Role of LH supplementation in ovarian stimulation

Follicle stimulating hormone (FSH) and luteinizing hormone (LH) are two hormones secreted by the ante hypophysis. They work in synergy in order to stimulate follicular growth, oocyte maturation and oestradiol secretion.  To exert its biological activity, LH is fixed on LH/HCG receptor which is mainly located on the theca cells of the ovary.

Treatment with gonadotropins during IVF cycles is associated with the administration of GnRH analogues to prevent the appearance of a premature LH surge and to reduce the endogenous secretion of LH.  But is there a minimal need for LH activity in order to sustain steroidogenesis?

A Cochrane review (Mochtar et al, 2017) showed no clear evidence for the benefit of LH combined with FSH versus recombinant FSH alone in IVF or ICSI treatment cycles. However, in many of the included studies, patients were young and had a mean age of 32 years.

A systematic review (Alviggi et al, 2018) on recombinant LH supplementation in assisted reproductive technology showed that there is a population of patients that needs LH supplementation. The follicle has a determined necessary level of LH. This LH activity sustains the development and the maturation of the dominant follicle. GnRH analogues create a relative hypogonadotropic state and a depletion in LH levels. Despite the down regulation, the remaining LH level is sufficient: less than 1% of LH receptors must be stimulated for a normal steroidogenesis.

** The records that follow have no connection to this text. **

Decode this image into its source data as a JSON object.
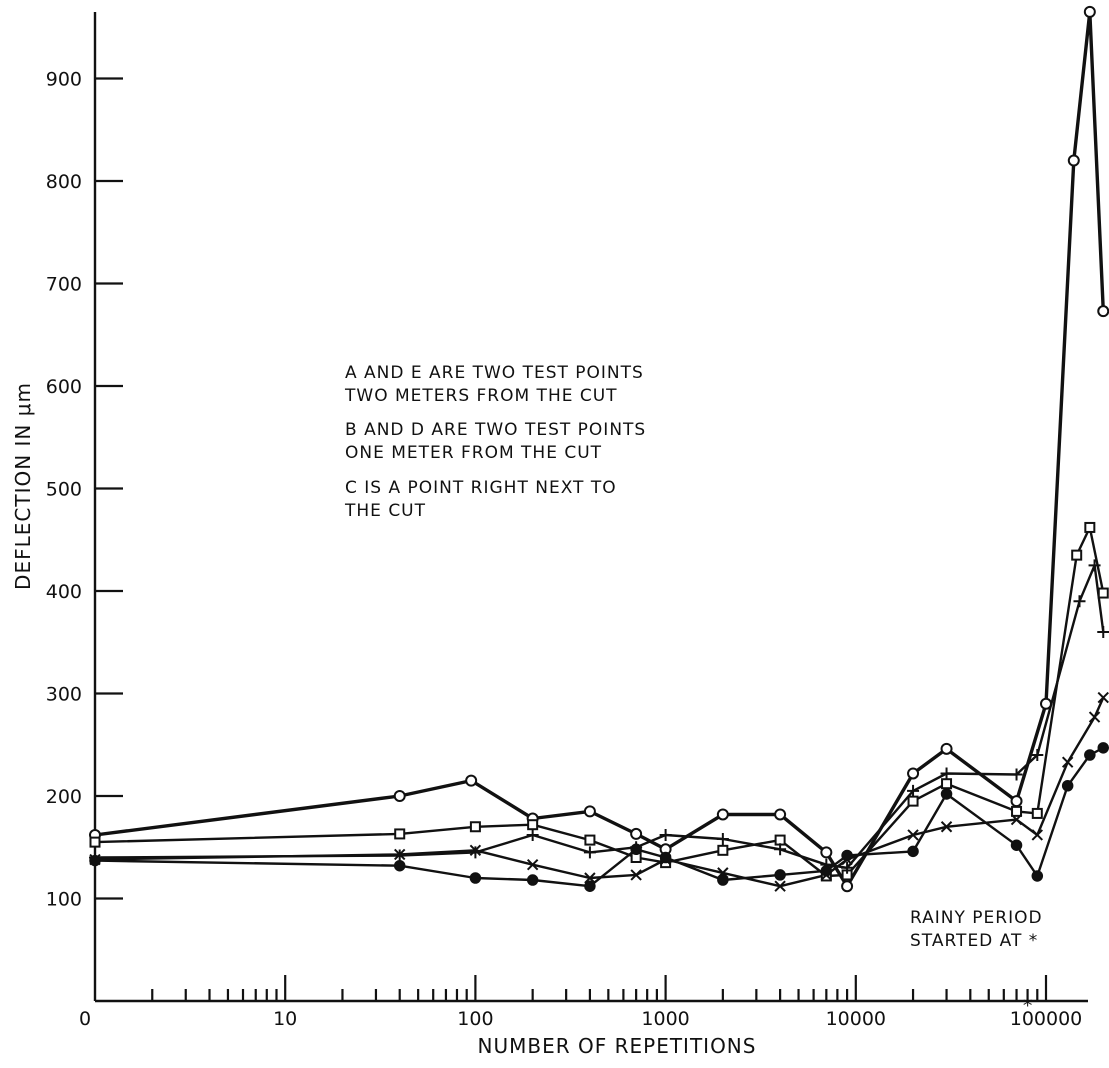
{
  "chart_data": {
    "type": "line",
    "title": "",
    "xlabel": "NUMBER OF REPETITIONS",
    "ylabel": "DEFLECTION IN μm",
    "x_scale": "log",
    "x_ticks": [
      "0",
      "10",
      "100",
      "1000",
      "10000",
      "100000"
    ],
    "y_ticks": [
      "100",
      "200",
      "300",
      "400",
      "500",
      "600",
      "700",
      "800",
      "900"
    ],
    "ylim": [
      0,
      960
    ],
    "grid": false,
    "x_marker": {
      "label": "*",
      "x": 80000
    },
    "annotations": [
      [
        "A AND E  ARE TWO TEST POINTS",
        "TWO METERS FROM THE CUT"
      ],
      [
        "B AND D  ARE TWO TEST POINTS",
        "ONE METER FROM THE CUT"
      ],
      [
        "C IS A POINT RIGHT NEXT TO",
        "THE CUT"
      ],
      [
        "RAINY PERIOD",
        "STARTED AT *"
      ]
    ],
    "series": [
      {
        "name": "C",
        "marker": "open-circle",
        "heavy": true,
        "points": [
          [
            1,
            162
          ],
          [
            40,
            200
          ],
          [
            95,
            215
          ],
          [
            200,
            178
          ],
          [
            400,
            185
          ],
          [
            700,
            163
          ],
          [
            1000,
            148
          ],
          [
            2000,
            182
          ],
          [
            4000,
            182
          ],
          [
            7000,
            145
          ],
          [
            9000,
            112
          ],
          [
            20000,
            222
          ],
          [
            30000,
            246
          ],
          [
            70000,
            195
          ],
          [
            100000,
            290
          ],
          [
            140000,
            820
          ],
          [
            170000,
            965
          ],
          [
            200000,
            673
          ]
        ]
      },
      {
        "name": "D",
        "marker": "open-square",
        "points": [
          [
            1,
            155
          ],
          [
            40,
            163
          ],
          [
            100,
            170
          ],
          [
            200,
            172
          ],
          [
            400,
            157
          ],
          [
            700,
            140
          ],
          [
            1000,
            135
          ],
          [
            2000,
            147
          ],
          [
            4000,
            157
          ],
          [
            7000,
            122
          ],
          [
            9000,
            123
          ],
          [
            20000,
            195
          ],
          [
            30000,
            212
          ],
          [
            70000,
            185
          ],
          [
            90000,
            183
          ],
          [
            145000,
            435
          ],
          [
            170000,
            462
          ],
          [
            200000,
            398
          ]
        ]
      },
      {
        "name": "E",
        "marker": "plus",
        "points": [
          [
            1,
            140
          ],
          [
            40,
            142
          ],
          [
            100,
            145
          ],
          [
            200,
            162
          ],
          [
            400,
            145
          ],
          [
            700,
            150
          ],
          [
            1000,
            162
          ],
          [
            2000,
            158
          ],
          [
            4000,
            148
          ],
          [
            7000,
            133
          ],
          [
            9000,
            130
          ],
          [
            20000,
            205
          ],
          [
            30000,
            222
          ],
          [
            70000,
            221
          ],
          [
            90000,
            240
          ],
          [
            150000,
            390
          ],
          [
            180000,
            425
          ],
          [
            200000,
            360
          ]
        ]
      },
      {
        "name": "B",
        "marker": "x",
        "points": [
          [
            1,
            138
          ],
          [
            40,
            143
          ],
          [
            100,
            147
          ],
          [
            200,
            133
          ],
          [
            400,
            120
          ],
          [
            700,
            123
          ],
          [
            1000,
            138
          ],
          [
            2000,
            125
          ],
          [
            4000,
            112
          ],
          [
            7000,
            123
          ],
          [
            9000,
            138
          ],
          [
            20000,
            162
          ],
          [
            30000,
            170
          ],
          [
            70000,
            177
          ],
          [
            90000,
            162
          ],
          [
            130000,
            233
          ],
          [
            180000,
            277
          ],
          [
            200000,
            296
          ]
        ]
      },
      {
        "name": "A",
        "marker": "filled-circle",
        "points": [
          [
            1,
            137
          ],
          [
            40,
            132
          ],
          [
            100,
            120
          ],
          [
            200,
            118
          ],
          [
            400,
            112
          ],
          [
            700,
            148
          ],
          [
            1000,
            140
          ],
          [
            2000,
            118
          ],
          [
            4000,
            123
          ],
          [
            7000,
            127
          ],
          [
            9000,
            142
          ],
          [
            20000,
            146
          ],
          [
            30000,
            202
          ],
          [
            70000,
            152
          ],
          [
            90000,
            122
          ],
          [
            130000,
            210
          ],
          [
            170000,
            240
          ],
          [
            200000,
            247
          ]
        ]
      }
    ]
  }
}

The evidence of the necessity of LH supplementation exists in the following subgroups of patients:

  • All patients  with a hypogonadotropic hypogonadism (WHO I anovulation): in these patients,  the addition of LH to FSH during stimulation leads to a higher number of follicles obtained and sufficient levels of estradiol for optimal endometrial proliferation.
  • Patients aged between 35 and 39 years: Patients with advanced reproductive age have fewer functional LH receptors, less potent and biologically active endogenous FSH and LH levels and low levels of circulating androgens.
  • Hyporesonders to FSH stimulation only: The prediction of a poor response to ovarian stimulation has been based on ESHRE Bologna criteria including age, ovarian reserve tests (Antimüllerian hormone (AMH), Antral follicle count (AFC)) and the number of oocytes retrieved in a previous stimulation. However, during the last years, a subgroup of patients was distinguished, having a suboptimal response to stimulation with correct ovarian reserve tests. This lead to a new classification of hyporesonders called POSEIDON (Patient-Oriented Strategy Encompassing IndividualizeD Oocyte Number). Hyporesonders may need higher doses of FSH, longer stimulation duration and LH supplementation. This may be explained by a polymorphism of FSH or LH receptors. LH supplementation in these patients leads to a higher number of oocytes retrieved, more metaphase II oocytes, higher implantation and clinical pregnancy rates (Conforti et al, 2019).

What dose of LH and when to start?

This is still a question of debate. LH can be started either in the mid-follicular phase to rescue the current cycle or at day 1 of stimulation. 150 U per day seem to give a higher of metaphase II oocytes.